Because America is sick of Borderer domination of its culture and politics.
We’ve had eight years of a president, George W. Bush, who has brought Borderer belligerence, anti-intellectualism, xenophobia and authoritarianism to the White House; who has redefined the presidency from chief executive to warlord-in-chief; and turned America’s image before the rest of the world into a distinctly Borderer visage: independent, defiant, demanding of loyalty, resistant to reason and raring for a fight. Bush himself, though his family comes from New England, embraces and projects a Borderer image as if he’d been born and bred in that tradition.
But even before Bush, we had Bill Clinton. Clinton is what a Borderer Democrat looks like. Though he’s educated and intellectual, he’s selective about showing that side of himself and often slathers a folksy veneer over it. Despite never having joined the military, he showed little hesitation to apply military force. His own emphasis on personal loyalty is storied. And as with McCain and Palin, there’s an undeniable streak of dysfunctionality in his family life. For all their talk of “family values,” Borderers have traditionally had trouble putting them into practice, according to Fischer: spousal and child abuse, adultery, divorce and out-of-wedlock pregnancy all occur at higher rates in the Highland South than in any other region of the United States.
Before the Civil War, American politics swung on a Puritan-Cavalier axis. But in the mid- to late 20th century, the dynamic changed: the Democratic Party became a Puritan-Quaker coalition, with the Quaker strain becoming dominant; while the Republican Party became a Borderer-Cavalier coalition, the Borderer strain rising with the power of the Christian Coalition and reaching its ascendancy under George W. Bush. Borderer voters have been kingmakers for several generations: you have to go back 80 years, to Herbert Hoover, to find a president whose winning coalition did not include the Borderer vote.
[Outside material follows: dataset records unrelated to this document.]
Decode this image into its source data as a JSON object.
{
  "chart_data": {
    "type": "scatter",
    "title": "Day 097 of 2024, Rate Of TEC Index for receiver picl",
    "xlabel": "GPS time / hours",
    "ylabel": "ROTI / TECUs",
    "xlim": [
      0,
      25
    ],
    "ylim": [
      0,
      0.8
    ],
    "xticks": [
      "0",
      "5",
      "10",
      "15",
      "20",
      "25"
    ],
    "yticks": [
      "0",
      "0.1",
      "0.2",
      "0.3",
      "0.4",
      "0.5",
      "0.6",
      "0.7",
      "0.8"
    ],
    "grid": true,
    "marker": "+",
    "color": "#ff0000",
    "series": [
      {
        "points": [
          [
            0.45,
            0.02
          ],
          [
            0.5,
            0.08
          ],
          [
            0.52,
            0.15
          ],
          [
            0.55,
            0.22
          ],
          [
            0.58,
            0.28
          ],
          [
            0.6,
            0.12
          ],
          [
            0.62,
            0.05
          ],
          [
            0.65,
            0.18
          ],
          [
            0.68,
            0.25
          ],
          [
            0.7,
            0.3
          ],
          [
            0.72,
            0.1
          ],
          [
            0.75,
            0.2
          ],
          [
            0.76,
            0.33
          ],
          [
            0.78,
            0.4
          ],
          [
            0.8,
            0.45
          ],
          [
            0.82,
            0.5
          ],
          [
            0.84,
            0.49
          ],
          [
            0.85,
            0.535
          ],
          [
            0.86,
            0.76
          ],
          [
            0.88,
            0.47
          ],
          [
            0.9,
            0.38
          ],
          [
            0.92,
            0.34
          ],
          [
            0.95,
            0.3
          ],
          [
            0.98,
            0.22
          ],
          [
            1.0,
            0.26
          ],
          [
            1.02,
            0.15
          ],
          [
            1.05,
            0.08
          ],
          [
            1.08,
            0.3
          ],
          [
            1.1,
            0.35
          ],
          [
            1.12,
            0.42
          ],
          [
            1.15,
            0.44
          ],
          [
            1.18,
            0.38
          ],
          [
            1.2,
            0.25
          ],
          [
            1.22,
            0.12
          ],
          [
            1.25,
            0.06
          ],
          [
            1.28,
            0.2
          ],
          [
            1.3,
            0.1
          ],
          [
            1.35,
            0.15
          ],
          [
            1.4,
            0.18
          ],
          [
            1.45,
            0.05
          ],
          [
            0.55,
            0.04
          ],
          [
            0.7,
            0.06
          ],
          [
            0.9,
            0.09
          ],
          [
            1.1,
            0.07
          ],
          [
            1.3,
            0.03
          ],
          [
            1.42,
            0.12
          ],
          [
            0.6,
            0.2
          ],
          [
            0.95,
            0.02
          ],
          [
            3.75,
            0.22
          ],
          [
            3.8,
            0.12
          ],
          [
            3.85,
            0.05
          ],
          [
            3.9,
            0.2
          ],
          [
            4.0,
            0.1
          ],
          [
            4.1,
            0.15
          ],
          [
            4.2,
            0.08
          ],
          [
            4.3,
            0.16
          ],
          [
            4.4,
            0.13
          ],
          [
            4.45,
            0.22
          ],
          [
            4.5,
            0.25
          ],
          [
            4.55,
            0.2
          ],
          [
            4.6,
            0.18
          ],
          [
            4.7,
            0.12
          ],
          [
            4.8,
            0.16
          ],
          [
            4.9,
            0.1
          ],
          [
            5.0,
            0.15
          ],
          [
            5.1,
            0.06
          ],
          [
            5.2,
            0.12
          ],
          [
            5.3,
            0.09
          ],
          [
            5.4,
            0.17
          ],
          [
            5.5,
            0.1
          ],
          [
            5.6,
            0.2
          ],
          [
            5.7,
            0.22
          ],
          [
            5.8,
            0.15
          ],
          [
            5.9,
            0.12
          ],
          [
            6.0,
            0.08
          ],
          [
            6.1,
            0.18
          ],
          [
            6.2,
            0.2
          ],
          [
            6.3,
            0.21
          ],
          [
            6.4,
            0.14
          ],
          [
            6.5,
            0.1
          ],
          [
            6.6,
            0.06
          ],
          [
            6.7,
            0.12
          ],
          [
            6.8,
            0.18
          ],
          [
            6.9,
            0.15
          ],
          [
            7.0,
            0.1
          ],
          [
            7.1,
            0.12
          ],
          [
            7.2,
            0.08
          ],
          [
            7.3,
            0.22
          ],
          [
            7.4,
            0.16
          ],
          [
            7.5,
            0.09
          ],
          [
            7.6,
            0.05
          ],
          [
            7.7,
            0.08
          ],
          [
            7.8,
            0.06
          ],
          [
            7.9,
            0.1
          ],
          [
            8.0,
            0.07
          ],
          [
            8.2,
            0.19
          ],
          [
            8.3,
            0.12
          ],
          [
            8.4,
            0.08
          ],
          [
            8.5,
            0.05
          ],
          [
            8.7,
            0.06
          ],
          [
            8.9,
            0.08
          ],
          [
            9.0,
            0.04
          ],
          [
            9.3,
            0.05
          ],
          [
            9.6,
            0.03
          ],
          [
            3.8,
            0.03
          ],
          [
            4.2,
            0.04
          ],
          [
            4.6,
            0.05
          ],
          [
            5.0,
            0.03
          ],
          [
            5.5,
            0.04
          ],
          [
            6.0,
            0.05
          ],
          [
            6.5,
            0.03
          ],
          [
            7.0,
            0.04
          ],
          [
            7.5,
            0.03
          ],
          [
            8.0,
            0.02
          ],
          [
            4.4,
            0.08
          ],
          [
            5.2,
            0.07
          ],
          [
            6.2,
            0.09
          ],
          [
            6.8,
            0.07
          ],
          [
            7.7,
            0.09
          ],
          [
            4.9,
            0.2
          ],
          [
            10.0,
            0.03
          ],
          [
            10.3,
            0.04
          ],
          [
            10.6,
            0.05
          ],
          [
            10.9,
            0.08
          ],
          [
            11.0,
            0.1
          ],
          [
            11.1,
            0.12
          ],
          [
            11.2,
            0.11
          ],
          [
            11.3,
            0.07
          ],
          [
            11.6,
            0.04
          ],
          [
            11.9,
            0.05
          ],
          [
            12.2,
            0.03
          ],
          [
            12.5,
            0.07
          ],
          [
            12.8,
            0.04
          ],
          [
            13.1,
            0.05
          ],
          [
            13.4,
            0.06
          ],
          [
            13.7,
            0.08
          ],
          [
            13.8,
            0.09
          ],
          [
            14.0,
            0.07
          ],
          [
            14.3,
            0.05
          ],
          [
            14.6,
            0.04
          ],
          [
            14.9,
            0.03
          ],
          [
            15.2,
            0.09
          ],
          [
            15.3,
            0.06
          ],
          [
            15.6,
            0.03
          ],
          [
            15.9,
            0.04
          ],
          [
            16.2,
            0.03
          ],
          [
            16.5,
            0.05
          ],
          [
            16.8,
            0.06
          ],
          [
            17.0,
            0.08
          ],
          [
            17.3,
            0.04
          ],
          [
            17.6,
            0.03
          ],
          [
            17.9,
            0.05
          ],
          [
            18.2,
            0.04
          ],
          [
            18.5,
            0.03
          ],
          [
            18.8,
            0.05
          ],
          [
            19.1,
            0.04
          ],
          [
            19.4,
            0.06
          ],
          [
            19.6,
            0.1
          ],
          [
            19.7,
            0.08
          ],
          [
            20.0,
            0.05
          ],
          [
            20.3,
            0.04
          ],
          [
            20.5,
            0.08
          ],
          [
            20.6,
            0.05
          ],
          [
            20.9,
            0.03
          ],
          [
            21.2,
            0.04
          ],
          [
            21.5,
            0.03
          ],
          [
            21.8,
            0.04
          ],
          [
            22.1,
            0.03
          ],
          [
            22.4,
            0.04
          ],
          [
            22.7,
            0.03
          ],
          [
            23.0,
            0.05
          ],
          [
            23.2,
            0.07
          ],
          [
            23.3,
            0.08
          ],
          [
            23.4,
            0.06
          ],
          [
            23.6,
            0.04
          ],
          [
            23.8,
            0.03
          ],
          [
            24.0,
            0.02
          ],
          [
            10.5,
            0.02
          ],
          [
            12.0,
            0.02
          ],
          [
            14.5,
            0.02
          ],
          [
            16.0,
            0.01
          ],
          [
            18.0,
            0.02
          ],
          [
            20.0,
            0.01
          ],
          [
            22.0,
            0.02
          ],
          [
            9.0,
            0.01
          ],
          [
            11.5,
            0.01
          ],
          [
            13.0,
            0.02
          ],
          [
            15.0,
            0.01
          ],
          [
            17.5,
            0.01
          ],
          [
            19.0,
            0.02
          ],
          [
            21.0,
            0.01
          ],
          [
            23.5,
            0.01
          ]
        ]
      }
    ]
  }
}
Obama has won without the Borderers. His winning coalition consists of the descendants of Puritans and Quakers, a few descendants of Cavaliers and a lot of those Cavaliers’ onetime servants and slaves. He represents not just the rebirth of liberalism and the dwindling of our obsession with race, not just a new communitarianism, a new diplomacy and a new competence, but the repudiation of an American culture that tried to portray itself as the “real” America, the only America, then seized the levers of power and ran the nation into the ground. He broke the lock, the monopoly that the Borderer culture has had on America’s personality, and gave us a chance to redefine what freedom means, what equality means, what justice means, what family means . . . a chance to celebrate America the diverse rather than America the narrowly defined. A chance for America to be as thoughtful, as complicated, as generous and as hopeful as he is himself.